Terassulsel.com, Makassar, 1 Desember 2025 — Dinas Pemberdayaan Perempuan, Perlindungan Anak, Pengendalian Penduduk dan Keluarga Berencana (DP3A-Dalduk KB) Provinsi Sulawesi Selatan menggelar Rapat Koordinasi Penyusunan Laporan TPPS Semester II yang dipusatkan di Hotel Dalton Makassar. Kegiatan ini menghadirkan Prof. Dr. Arlin Adam, SKM., M.Si, Guru Besar Universitas Mega Buana Palopo, sebagai narasumber utama.

Melalui undangan resmi pemerintah provinsi, Prof. Arlin diminta untuk menyampaikan materi mengenai “Perspektif Sosiologi Kesehatan dalam Analisis Data dan Penyusunan Laporan TPPS Semester II.” Dalam paparannya, ia menekankan bahwa persoalan stunting tidak dapat disederhanakan menjadi isu medis semata, melainkan merupakan hasil dari interaksi berbagai faktor sosial dan budaya.
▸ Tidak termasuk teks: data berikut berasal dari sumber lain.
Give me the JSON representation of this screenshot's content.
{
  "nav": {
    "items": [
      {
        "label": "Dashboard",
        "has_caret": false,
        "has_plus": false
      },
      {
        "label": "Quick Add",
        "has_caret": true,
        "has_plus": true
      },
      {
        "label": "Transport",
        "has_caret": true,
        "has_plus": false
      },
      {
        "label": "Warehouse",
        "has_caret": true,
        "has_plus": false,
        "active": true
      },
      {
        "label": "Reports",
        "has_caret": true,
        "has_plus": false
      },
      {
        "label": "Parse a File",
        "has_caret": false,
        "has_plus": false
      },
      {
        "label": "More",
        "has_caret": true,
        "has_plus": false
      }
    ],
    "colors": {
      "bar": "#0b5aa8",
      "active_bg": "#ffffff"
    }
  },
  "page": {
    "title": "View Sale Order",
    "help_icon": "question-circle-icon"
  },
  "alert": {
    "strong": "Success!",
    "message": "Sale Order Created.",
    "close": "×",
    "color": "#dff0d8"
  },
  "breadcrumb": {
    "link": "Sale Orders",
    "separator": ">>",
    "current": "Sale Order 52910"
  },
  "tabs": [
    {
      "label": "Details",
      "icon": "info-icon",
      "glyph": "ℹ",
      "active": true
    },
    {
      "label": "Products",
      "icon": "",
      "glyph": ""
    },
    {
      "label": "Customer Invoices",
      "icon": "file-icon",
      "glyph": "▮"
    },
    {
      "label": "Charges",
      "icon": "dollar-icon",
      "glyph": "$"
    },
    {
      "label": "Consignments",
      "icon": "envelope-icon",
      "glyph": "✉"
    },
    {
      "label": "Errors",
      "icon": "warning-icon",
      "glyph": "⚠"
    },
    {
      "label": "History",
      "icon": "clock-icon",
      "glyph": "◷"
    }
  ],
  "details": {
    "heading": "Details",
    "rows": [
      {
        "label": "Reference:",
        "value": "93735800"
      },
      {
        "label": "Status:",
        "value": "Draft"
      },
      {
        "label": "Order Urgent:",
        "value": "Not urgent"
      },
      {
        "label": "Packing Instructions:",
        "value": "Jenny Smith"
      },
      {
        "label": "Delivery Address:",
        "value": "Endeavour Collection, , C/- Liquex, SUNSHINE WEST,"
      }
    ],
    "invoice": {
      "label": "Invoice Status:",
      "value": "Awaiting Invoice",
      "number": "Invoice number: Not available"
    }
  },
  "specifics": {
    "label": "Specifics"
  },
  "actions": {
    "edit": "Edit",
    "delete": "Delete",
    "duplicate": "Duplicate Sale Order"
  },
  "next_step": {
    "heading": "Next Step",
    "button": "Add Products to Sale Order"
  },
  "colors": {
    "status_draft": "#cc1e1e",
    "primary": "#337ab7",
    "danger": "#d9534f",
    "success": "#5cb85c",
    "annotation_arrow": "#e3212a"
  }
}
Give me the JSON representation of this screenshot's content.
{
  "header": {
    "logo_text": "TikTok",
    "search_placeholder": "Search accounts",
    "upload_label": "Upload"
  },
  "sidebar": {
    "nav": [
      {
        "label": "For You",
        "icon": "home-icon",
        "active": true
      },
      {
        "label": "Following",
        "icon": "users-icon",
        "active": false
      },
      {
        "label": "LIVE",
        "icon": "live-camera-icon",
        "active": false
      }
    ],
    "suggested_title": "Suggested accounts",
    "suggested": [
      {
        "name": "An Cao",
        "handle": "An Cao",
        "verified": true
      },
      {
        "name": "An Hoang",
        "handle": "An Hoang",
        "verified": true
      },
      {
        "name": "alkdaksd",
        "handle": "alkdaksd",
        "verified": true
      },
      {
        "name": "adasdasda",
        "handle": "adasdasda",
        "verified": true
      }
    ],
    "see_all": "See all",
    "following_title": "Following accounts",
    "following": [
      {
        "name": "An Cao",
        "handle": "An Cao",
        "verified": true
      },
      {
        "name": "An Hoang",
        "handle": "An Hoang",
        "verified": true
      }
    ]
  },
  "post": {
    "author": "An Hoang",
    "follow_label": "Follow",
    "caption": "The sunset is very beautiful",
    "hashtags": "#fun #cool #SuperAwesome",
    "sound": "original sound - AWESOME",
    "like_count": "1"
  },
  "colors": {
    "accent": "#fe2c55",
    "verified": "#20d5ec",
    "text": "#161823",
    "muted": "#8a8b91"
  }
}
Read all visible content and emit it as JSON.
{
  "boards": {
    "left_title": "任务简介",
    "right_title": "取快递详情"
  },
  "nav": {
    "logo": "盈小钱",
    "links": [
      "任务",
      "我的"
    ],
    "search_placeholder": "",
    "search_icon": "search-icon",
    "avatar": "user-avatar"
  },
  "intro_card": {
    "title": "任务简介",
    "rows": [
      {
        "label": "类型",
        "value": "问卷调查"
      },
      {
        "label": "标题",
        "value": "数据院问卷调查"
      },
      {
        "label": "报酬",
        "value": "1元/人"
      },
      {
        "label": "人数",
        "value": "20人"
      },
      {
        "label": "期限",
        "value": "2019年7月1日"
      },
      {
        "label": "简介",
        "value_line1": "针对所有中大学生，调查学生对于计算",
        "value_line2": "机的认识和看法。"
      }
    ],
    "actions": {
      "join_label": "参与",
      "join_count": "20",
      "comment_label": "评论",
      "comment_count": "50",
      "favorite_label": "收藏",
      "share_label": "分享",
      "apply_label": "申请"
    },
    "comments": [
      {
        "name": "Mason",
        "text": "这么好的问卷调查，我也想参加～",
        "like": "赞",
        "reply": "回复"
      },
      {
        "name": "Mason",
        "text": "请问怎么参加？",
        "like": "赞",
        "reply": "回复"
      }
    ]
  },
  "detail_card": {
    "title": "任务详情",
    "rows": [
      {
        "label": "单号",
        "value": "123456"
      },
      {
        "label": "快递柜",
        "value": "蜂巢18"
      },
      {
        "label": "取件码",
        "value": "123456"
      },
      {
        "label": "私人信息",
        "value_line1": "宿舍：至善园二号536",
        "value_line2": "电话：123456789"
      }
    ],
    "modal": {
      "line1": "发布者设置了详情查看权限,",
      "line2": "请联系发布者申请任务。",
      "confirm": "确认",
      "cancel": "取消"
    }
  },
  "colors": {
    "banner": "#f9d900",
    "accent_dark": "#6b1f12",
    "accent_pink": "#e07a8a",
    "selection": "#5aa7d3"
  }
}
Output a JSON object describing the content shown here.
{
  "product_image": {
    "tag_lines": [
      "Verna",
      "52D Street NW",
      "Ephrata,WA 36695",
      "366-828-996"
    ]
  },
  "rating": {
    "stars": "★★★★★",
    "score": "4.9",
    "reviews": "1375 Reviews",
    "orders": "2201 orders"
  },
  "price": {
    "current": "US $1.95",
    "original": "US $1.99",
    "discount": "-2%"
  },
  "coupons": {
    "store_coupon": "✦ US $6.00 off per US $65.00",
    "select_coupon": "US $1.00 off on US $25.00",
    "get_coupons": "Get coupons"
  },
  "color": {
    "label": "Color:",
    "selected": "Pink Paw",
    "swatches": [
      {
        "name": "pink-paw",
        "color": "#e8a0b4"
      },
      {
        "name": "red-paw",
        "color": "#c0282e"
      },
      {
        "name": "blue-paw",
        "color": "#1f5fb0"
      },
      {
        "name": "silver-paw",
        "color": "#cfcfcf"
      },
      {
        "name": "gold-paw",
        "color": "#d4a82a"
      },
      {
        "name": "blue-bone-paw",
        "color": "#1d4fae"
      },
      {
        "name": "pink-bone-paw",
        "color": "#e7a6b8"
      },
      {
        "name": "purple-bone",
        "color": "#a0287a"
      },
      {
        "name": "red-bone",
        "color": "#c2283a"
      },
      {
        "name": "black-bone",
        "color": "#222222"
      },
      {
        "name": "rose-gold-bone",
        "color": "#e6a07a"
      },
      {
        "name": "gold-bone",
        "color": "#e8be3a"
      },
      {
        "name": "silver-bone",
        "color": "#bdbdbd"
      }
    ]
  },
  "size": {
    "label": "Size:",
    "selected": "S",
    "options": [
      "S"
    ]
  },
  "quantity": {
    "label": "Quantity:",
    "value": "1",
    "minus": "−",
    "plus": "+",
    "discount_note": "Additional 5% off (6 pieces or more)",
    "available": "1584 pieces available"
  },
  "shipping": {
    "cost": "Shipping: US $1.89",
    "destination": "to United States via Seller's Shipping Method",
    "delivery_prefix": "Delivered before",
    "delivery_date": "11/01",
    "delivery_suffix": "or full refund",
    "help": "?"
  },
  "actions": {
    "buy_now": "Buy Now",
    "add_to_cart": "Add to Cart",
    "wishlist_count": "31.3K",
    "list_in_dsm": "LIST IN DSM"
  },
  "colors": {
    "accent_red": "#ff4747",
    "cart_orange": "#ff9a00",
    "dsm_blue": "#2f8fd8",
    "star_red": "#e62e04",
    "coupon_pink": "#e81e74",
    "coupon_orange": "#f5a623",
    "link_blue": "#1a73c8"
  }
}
“Ketimpangan wilayah, pendidikan ibu, pendapatan keluarga, hingga norma budaya terkait pola makan dan pengasuhan memiliki pengaruh besar terhadap risiko stunting,” jelas Prof. Arlin. Ia menegaskan bahwa analisis data stunting harus menghubungkan angka dengan realitas sosial di masyarakat.
Prof. Arlin juga memperkenalkan kerangka analisis dengan pendekatan sosiologi kesehatan, termasuk penggunaan teori Determinan Sosial Kesehatan, Health Belief Model, Social Capital, dan konsep Structural Violence. Menurutnya, pendekatan tersebut sangat relevan untuk memperkuat laporan TPPS, terutama dalam memahami penyebab mendasar yang membuat beberapa wilayah lebih rentan dibanding lainnya.
Kepala DP3A-Dalduk KB Sulsel, Andi Mirna, S.H., M.A.P, menyampaikan apresiasi atas kontribusi keilmuan Prof. Arlin yang dinilai memberikan perspektif baru bagi peserta Rakor. Ia berharap pemahaman tersebut dapat menjadi acuan dalam memperbaiki kualitas laporan dan merancang strategi percepatan penurunan stunting.

Rakor TPPS ini dihadiri perwakilan dinas terkait, tim percepatan penurunan stunting kabupaten/kota, serta pemangku kepentingan yang terlibat dalam proses penyusunan laporan. Kegiatan berlangsung interaktif dengan sesi diskusi yang menyoroti tantangan daerah dalam menghadapi disparitas sosial serta pentingnya penguatan kolaborasi lintas sektor.